Riverchild at The Hawley Arms
Riverchild at The Hawley Arms. Photo by Jude Benjamin

Looking at the tiny semi-circle allocated as the stage, marked out by taped down wires and one modest-sized monitor speaker at front, it’s difficult to picture how any band might comfortably confine themselves to this space.  As Lion Machine 23 hit the stage, it immediately became clear that Daland (lead vocals) has no intention of remaining confined to anywhere you may put him. He starts the set playing guitar, thrusting himself further and further into the mic stand and launching himself into the drum riser behind at every opportunity.  Before too long, he released himself from the burden of guitar duties and was free to climb the walls, singing from the window ledge, before climbing back down and immersing himself in the eager crowd.

Lion Machine 23 at The Hawley Arms. Photo by Jude Benjamin.

Somewhere between the swaggering pop sensibilities of 90s Britpop and the brash, abrasive energy of the seventies New York Punk scene, lie Lion Machine 23.  The entire image and style of the band (and Daland in particular), is openly derivative yet refreshingly untamed.

The fuzzy, swirling drone of guitars and bass churn over a straight, thumping drum groove reminiscent of the Stone Roses. Lion Machine 23 create a solid baseline for the catchy, falsetto hooks, mushed through a vintage slap-back delay which are milked harder than the last cow at the milkybar factory. A solid wall of no frills indie-riffs intersperse with some jaunty and impressive guitar hero moments from Daland.

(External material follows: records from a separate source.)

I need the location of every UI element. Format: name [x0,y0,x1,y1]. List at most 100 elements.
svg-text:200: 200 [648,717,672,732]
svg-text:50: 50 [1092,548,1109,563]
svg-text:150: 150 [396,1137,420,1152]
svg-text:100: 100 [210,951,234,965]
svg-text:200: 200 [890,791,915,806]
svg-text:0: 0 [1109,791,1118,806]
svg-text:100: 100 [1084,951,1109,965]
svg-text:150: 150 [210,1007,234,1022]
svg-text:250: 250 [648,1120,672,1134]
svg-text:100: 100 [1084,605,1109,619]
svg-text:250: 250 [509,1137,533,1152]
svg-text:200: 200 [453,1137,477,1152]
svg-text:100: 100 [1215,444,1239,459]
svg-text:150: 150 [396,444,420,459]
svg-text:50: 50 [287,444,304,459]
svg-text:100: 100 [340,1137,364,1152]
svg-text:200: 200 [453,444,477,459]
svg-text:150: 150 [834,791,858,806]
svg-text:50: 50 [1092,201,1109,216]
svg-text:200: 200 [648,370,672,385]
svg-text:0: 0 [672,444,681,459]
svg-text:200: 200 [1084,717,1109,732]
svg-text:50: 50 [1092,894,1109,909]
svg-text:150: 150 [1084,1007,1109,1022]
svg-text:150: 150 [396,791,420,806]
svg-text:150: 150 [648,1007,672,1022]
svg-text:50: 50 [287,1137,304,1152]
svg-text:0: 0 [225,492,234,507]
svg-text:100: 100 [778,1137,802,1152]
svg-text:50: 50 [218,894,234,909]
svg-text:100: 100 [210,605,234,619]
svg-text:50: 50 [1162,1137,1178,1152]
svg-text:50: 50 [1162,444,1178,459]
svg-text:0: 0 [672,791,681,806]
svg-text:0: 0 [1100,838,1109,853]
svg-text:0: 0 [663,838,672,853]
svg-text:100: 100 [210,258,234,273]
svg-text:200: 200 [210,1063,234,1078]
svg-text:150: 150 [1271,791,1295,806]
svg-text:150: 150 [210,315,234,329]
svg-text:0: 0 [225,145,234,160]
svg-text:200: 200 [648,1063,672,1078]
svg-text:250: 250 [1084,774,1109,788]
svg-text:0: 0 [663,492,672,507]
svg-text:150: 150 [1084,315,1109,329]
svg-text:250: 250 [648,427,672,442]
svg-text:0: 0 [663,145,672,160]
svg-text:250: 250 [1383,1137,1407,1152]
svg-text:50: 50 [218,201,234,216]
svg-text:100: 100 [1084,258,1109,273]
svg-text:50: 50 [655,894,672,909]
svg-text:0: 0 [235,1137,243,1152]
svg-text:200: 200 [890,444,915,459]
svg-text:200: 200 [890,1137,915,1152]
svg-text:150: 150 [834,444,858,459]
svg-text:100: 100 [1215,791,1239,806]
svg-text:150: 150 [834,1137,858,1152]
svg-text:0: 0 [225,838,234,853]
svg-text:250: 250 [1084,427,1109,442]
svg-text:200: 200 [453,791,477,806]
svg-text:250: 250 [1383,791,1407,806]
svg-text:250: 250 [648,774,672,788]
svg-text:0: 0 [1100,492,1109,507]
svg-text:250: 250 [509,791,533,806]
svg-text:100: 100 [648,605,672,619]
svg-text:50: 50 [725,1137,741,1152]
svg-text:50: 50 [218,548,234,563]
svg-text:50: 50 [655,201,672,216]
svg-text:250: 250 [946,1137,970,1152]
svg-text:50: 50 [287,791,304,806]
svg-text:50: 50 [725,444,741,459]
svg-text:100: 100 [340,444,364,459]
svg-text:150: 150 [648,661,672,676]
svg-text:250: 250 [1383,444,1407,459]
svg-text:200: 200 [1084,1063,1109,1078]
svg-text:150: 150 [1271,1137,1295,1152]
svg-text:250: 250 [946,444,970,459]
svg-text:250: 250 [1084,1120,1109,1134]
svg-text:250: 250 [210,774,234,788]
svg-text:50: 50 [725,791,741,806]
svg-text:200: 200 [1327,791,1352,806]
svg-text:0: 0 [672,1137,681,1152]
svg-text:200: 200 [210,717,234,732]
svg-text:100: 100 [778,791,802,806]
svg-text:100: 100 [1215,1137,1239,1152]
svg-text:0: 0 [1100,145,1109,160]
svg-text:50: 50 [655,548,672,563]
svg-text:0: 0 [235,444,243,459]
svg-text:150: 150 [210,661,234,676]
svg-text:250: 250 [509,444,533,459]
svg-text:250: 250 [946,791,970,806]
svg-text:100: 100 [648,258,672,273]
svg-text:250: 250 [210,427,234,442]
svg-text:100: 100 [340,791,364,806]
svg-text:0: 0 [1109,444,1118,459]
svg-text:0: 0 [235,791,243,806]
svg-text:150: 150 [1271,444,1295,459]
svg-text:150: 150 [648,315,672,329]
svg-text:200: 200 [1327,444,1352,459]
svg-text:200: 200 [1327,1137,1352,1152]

Lion Machine 23 at The Hawley Arms. Photo by Jude Benjamin.

They clearly feel at ease in this venue and the audience are right there with them. Towards the end of the set, they are joined by one of the barmen of the venue on second guitar, which is an indicator of just how much like a second-home The Hawley Arms is to them.

Lion Machine 23 at The Hawley Arms. Photo by Jude Benjamin.

Their energy is as infectious as their choruses and tunes such as “Transmission” and “Fucking Under the Water” have the crowd singing along through infinitely extended breakdowns.  For someone who’s only just been introduced to

Lion Machine 23 at The Hawley Arms. Photo by Jude Benjamin.

In the interview we did with them last week, Lion Machine 23 informed us this night which they’re calling The Resurrection Party at The Hawley Arms is set to become a regular affair.  I highly recommend keeping an eye-out on the listings and getting yourself along to the next one!